I was a spokesman for B.C. constitutional affairs from late 1976 until January 1981, at which time I left government. The major issue was the "patriation" of the Canadian Constitution (The BNA Act of 1867 etc.), which was spearheaded by prime minister Pierre Trudeau. From 1979-81, I was a member of Trudeau's Committee of Cabinet Ministers on Constitutional Matters, which consisted of two ministers from each province and two from the federal government. It was our mandate to examine all the issues and report back to Mr. Trudeau for the First Ministers in 1980.

It must be remembered that Trudeau was going to force a constitution on us, and we were advised that he could not be stopped. More on that in a moment.

It must also be realized that the vast percentage of the old BNA Act was to be untouched.

The principal two issues were: how do we amend the new Constitution, and what about a charter of rights?

The amending formula arrived at was the one suggested by B.C. and called the "Vancouver Charter."

Then there was the Charter of Rights and Freedoms -- do we codify rights, or continue with the common law which had served us well? 

The Trudeau hand was shown at the 1980 conference, famous for a memo from Michael Kirby -- then a public servant, now a senator -- which gave Trudeau the road map to scupper the report put forward by the Committee of Cabinet Ministers, which he did.

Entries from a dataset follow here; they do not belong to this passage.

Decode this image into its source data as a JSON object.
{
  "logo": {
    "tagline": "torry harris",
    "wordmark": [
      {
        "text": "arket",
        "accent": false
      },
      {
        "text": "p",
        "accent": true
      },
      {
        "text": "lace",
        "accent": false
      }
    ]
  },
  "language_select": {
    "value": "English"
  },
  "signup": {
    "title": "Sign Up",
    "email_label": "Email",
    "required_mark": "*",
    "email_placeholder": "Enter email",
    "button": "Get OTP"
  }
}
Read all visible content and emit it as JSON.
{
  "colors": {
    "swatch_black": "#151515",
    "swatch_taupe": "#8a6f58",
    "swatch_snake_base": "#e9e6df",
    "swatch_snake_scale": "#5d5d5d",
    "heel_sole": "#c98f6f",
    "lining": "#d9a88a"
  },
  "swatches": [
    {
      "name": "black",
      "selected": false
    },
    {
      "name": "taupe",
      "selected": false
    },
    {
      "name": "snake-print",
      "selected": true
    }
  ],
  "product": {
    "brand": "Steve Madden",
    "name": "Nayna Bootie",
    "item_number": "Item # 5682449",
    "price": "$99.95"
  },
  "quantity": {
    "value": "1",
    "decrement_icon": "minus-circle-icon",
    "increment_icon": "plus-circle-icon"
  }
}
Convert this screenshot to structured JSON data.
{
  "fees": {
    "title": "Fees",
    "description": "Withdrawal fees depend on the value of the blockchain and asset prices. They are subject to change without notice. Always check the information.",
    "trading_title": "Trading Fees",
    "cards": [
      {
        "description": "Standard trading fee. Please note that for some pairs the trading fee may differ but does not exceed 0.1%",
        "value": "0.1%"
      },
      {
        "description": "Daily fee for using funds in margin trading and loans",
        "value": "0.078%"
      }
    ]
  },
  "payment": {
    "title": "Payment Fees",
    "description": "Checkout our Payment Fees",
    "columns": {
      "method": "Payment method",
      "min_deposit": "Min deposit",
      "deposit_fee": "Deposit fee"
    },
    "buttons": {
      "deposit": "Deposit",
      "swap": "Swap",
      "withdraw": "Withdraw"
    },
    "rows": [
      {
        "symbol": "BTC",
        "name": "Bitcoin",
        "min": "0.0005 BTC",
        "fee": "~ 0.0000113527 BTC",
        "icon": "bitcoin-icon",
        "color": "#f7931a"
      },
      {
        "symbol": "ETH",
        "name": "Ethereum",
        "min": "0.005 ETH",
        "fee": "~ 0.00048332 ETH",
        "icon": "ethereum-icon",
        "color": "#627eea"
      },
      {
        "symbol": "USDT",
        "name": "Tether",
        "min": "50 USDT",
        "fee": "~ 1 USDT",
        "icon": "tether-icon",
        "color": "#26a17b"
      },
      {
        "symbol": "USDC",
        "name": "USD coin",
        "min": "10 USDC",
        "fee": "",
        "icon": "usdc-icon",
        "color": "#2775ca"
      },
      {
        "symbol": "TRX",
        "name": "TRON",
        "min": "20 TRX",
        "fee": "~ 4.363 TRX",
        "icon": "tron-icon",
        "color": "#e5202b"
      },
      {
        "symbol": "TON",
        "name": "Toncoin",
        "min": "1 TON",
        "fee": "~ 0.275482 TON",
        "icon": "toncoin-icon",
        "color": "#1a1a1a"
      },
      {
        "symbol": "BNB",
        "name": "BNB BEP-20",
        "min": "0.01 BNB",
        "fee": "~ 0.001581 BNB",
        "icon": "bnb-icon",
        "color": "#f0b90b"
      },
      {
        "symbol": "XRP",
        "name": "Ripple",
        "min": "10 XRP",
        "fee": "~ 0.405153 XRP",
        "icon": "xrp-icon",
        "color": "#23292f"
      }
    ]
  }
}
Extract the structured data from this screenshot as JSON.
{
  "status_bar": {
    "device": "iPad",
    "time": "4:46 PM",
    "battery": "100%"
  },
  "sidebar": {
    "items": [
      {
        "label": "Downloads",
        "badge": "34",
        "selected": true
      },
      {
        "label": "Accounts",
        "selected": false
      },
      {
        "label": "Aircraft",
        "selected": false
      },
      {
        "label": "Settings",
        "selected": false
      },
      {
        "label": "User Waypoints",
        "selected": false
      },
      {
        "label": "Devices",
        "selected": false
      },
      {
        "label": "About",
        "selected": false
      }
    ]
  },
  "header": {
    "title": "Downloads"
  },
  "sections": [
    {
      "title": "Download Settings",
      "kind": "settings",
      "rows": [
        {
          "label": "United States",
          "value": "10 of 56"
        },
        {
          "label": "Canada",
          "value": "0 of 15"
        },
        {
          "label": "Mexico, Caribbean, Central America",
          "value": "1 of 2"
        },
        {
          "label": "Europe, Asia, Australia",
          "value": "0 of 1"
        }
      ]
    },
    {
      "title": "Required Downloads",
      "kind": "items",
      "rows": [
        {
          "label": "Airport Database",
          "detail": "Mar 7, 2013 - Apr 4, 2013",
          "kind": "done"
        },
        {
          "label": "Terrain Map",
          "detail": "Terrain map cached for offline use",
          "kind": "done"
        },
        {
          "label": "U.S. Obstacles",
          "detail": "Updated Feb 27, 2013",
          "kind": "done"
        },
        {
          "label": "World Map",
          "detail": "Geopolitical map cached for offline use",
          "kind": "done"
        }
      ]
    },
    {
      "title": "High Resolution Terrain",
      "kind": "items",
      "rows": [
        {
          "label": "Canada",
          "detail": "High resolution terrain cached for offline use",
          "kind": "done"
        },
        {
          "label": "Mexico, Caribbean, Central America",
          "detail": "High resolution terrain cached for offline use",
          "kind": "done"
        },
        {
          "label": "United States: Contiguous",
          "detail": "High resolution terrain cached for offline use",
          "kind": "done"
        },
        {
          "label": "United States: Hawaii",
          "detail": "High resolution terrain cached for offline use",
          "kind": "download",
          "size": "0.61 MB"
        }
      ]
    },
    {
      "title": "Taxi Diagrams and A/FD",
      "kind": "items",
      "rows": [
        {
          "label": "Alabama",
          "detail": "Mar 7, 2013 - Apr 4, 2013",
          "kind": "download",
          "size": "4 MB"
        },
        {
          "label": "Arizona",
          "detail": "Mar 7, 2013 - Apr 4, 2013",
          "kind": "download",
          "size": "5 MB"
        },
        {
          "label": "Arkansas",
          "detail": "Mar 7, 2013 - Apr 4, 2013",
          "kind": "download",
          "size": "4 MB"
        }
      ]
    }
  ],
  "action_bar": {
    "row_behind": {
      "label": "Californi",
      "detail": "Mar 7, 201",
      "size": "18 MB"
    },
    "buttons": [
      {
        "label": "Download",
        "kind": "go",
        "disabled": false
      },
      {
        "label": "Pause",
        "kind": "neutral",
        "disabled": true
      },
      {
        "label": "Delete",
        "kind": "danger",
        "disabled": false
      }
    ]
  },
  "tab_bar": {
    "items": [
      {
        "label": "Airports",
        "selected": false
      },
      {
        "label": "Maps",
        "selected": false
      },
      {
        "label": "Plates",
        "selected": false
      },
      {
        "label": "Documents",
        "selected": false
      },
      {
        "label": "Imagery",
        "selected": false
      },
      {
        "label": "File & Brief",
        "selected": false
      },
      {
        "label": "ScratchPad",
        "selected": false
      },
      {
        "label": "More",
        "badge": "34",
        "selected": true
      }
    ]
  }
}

In November 1979, Garde Gardom became B.C.'s first minister for intergovernmental affairs, and thus took charge of constitutional matters, while I remained a member of the committee.

I can tell you that from the outset of the patriation exercise until 1982, I, on instructions of course, vigorously fought against the notion of the charter. I fought it not just because those were my instructions, but because that was my personal view.

At all First Ministers meetings in my time (I was at them all up to and including September 1980), the charter was vigorously opposed by premier Sterling Lyon of Manitoba, premier Allan Blakeney of Saskatchewan, premier Peter Lougheed of Alberta and premier William Bennett of B.C.

To the first part of the question, I opposed the Charter of Rights and Freedoms during the entire time I was in government, and thereafter in radio. In short, I opposed the charter from the outset, as did the government.

My opposition continued into my radio days, and right up to the signing of the new Constitution.

It would have been a decent argument had Trudeau laid it out as he should have -- a debate on whether or not "rights" should be imbedded in the Constitution and therefore decided by nine unelected judges on the Supreme Court of Canada, or remain as the common law rights we had inherited from Britain and had served us well. Allen Blakeney put it best at one constitutional convention with this statement: "Mr. prime minister, when I want to enforce my rights, I want to go to my MP, not my lawyer." 

The point is moot. We have a charter, and thus it will inevitably remain.

Here are the guts of the matter. Quebec premier Rene Levesque insisted that the new Constitution was subject to a Quebec veto, and the Supreme Court of Canada ruled in the Quebec Veto Reference that Quebec never had, according to constitutional convention, a constitutional veto, and that no province did.

It's ironic to note that after Meech failed, B.C. passed a law making any constitutional changes subject to a referendum and because of the new amending formula that was B.C.'s idea, the law was constitutional.

In conclusion, B.C. had no power to stop Trudeau as found by the Supreme Court of Canada. In spite of this, B.C. fought to the end for a reformed Senate, a proper amending formula, and against a charter of rights.

On a personal note, I spoke out on those issues from the start and have never wavered from that position.

I felt on reading the Tyee reader's comment, the facts of the matter should be recorded.